Heavenly Sword (PS3)
Today's lesson, class: Tiny dress + big sword = tepid third-person action.
1/31/2008 12:00 AM | 0 Comments | Page 2 of 2
What's Hot: The game's undressed protagonist; The cut scenes; Three-stance combat system
What's Not: Sixaxis moments; Tedious battles; Odd pacing; Long load times
Scott Jones
Status: Coffee makes me feel 4-percent sexier.
Truth be told, Ninja Theory borrows much from Kratos' playbook. They're no fools. Even the way the game's bosses are dispatched, with square-square-up-triangle-down moves, is lifted straight from
God of War. And although
Heavenly Sword tries very hard mix things up a bit with sniper-centric levels starring the oddball Kai, or destroy-the-catapault-with-this-cannon levels, at heart, the game finally can't help but be evocative of
God of War, nor can it escape the long, ominous shadow of Kratos.

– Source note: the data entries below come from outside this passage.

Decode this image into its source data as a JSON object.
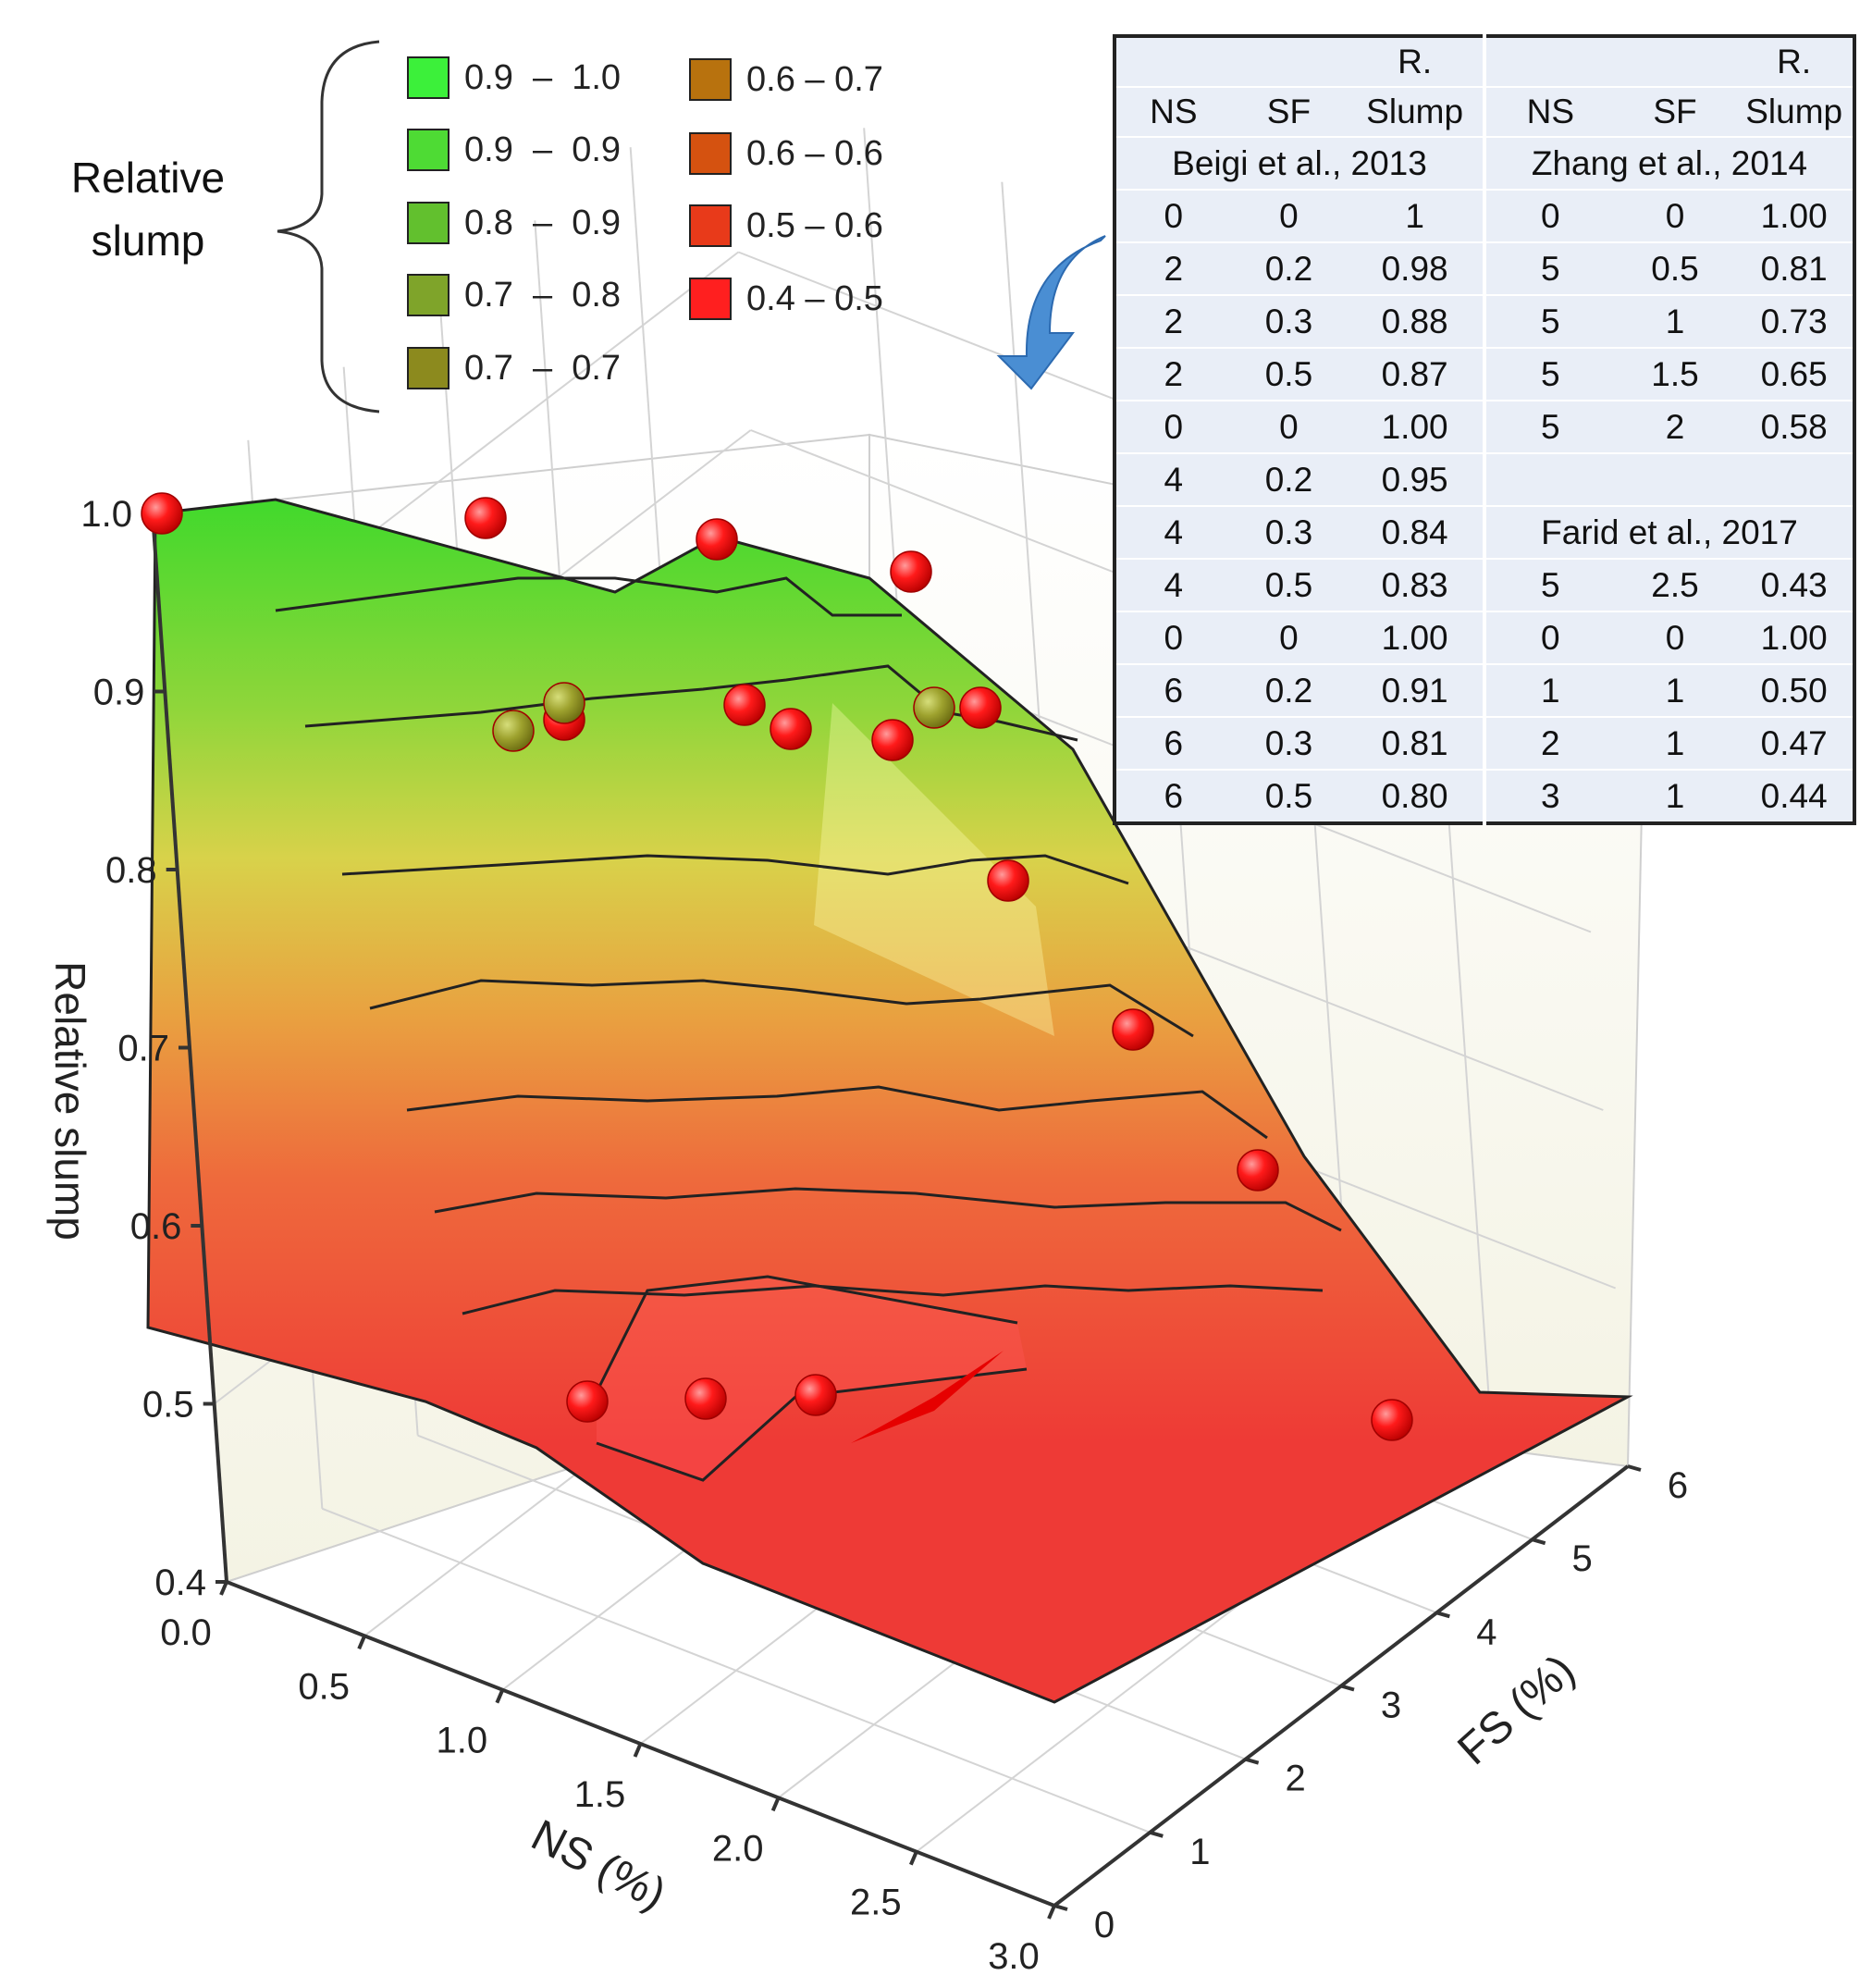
{
  "chart_data": {
    "type": "surface-3d",
    "title": "",
    "xlabel": "NS (%)",
    "ylabel": "FS (%)",
    "zlabel": "Relative slump",
    "x_ticks": [
      "0.0",
      "0.5",
      "1.0",
      "1.5",
      "2.0",
      "2.5",
      "3.0"
    ],
    "y_ticks": [
      "0",
      "1",
      "2",
      "3",
      "4",
      "5",
      "6"
    ],
    "z_ticks": [
      "0.4",
      "0.5",
      "0.6",
      "0.7",
      "0.8",
      "0.9",
      "1.0"
    ],
    "xlim": [
      0,
      3
    ],
    "ylim": [
      0,
      6
    ],
    "zlim": [
      0.4,
      1.0
    ],
    "legend": {
      "title": "Relative\nslump",
      "entries": [
        {
          "label": "0.9  –  1.0",
          "color": "#3cf03a"
        },
        {
          "label": "0.9  –  0.9",
          "color": "#4edb34"
        },
        {
          "label": "0.8  –  0.9",
          "color": "#62c02e"
        },
        {
          "label": "0.7  –  0.8",
          "color": "#7fa42a"
        },
        {
          "label": "0.7  –  0.7",
          "color": "#8c8a1e"
        },
        {
          "label": "0.6 – 0.7",
          "color": "#b8720e"
        },
        {
          "label": "0.6 – 0.6",
          "color": "#d55210"
        },
        {
          "label": "0.5 – 0.6",
          "color": "#e83a1a"
        },
        {
          "label": "0.4 – 0.5",
          "color": "#ff1f1f"
        }
      ]
    },
    "points": [
      {
        "ns": 0,
        "fs": 0,
        "slump": 1.0
      },
      {
        "ns": 2,
        "fs": 0.2,
        "slump": 0.98
      },
      {
        "ns": 2,
        "fs": 0.3,
        "slump": 0.88
      },
      {
        "ns": 2,
        "fs": 0.5,
        "slump": 0.87
      },
      {
        "ns": 4,
        "fs": 0.2,
        "slump": 0.95
      },
      {
        "ns": 4,
        "fs": 0.3,
        "slump": 0.84
      },
      {
        "ns": 4,
        "fs": 0.5,
        "slump": 0.83
      },
      {
        "ns": 6,
        "fs": 0.2,
        "slump": 0.91
      },
      {
        "ns": 6,
        "fs": 0.3,
        "slump": 0.81
      },
      {
        "ns": 6,
        "fs": 0.5,
        "slump": 0.8
      },
      {
        "ns": 5,
        "fs": 0.5,
        "slump": 0.81
      },
      {
        "ns": 5,
        "fs": 1,
        "slump": 0.73
      },
      {
        "ns": 5,
        "fs": 1.5,
        "slump": 0.65
      },
      {
        "ns": 5,
        "fs": 2,
        "slump": 0.58
      },
      {
        "ns": 5,
        "fs": 2.5,
        "slump": 0.43
      },
      {
        "ns": 1,
        "fs": 1,
        "slump": 0.5
      },
      {
        "ns": 2,
        "fs": 1,
        "slump": 0.47
      },
      {
        "ns": 3,
        "fs": 1,
        "slump": 0.44
      }
    ]
  },
  "table": {
    "header_top": [
      "",
      "",
      "R.",
      "",
      "",
      "R."
    ],
    "header_bottom": [
      "NS",
      "SF",
      "Slump",
      "NS",
      "SF",
      "Slump"
    ],
    "rows": [
      [
        "Beigi et al., 2013",
        "Zhang et al., 2014"
      ],
      [
        "0",
        "0",
        "1",
        "0",
        "0",
        "1.00"
      ],
      [
        "2",
        "0.2",
        "0.98",
        "5",
        "0.5",
        "0.81"
      ],
      [
        "2",
        "0.3",
        "0.88",
        "5",
        "1",
        "0.73"
      ],
      [
        "2",
        "0.5",
        "0.87",
        "5",
        "1.5",
        "0.65"
      ],
      [
        "0",
        "0",
        "1.00",
        "5",
        "2",
        "0.58"
      ],
      [
        "4",
        "0.2",
        "0.95",
        "",
        "",
        ""
      ],
      [
        "4",
        "0.3",
        "0.84",
        "Farid  et al., 2017"
      ],
      [
        "4",
        "0.5",
        "0.83",
        "5",
        "2.5",
        "0.43"
      ],
      [
        "0",
        "0",
        "1.00",
        "0",
        "0",
        "1.00"
      ],
      [
        "6",
        "0.2",
        "0.91",
        "1",
        "1",
        "0.50"
      ],
      [
        "6",
        "0.3",
        "0.81",
        "2",
        "1",
        "0.47"
      ],
      [
        "6",
        "0.5",
        "0.80",
        "3",
        "1",
        "0.44"
      ]
    ]
  }
}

All games of Heavenly Sword's ilk require button-mashing. After playing
God of War, the X-button on the office controller threatened to take out a restraining order against us. But in Kratos' superior game -- and it's impossible not to measure the two games against one another -- even in its most hectic moments, with enemies clogging the screen, every press of the X-button felt crisp, clean, and most importantly, purposeful.
The same simply cannot be said in
Heavenly Sword. We spent far too much of the game frantically alternating between the Square and Triangle buttons, putting calluses on our thumbs and hoping that the fight ultimately came out in Nariko's favor.
Sometimes it did. And sometimes it didn't.
There seemed to be a slight disconnect between what we were doing with the controller and what Nariko was doing onscreen. Sometimes she pulled off the most amazing feats, slaughtering enemies with the greatest of ease; other times, Nariko was knocked off her feet by a diminutive bad guy for some inexplicable reason.
Neither situation seemed to correlate one-to-one to what we were doing with the controller. And for a third-person action game, this kind of disconnect is the kiss of death.
We wanted to love
Heavenly Sword. And we tried. Oh, how we tried. Despite some genuinely remarkable cut scenes -- produced by Peter Jackson's Weta Digital in New Zealand, and directed by Andy Serkis (who also does King Bohan's voice acting) -- and some truly exciting moments, in the end
Heavenly Sword's muddled gameplay (which at times veers dangerously close to being tedious) and botched Sixaxis moments doom this once promising enterprise.
Nariko: We'll always have E3 2006, baby. No one can ever take that away from us.
This review is based on a retail copy provided by the publisher.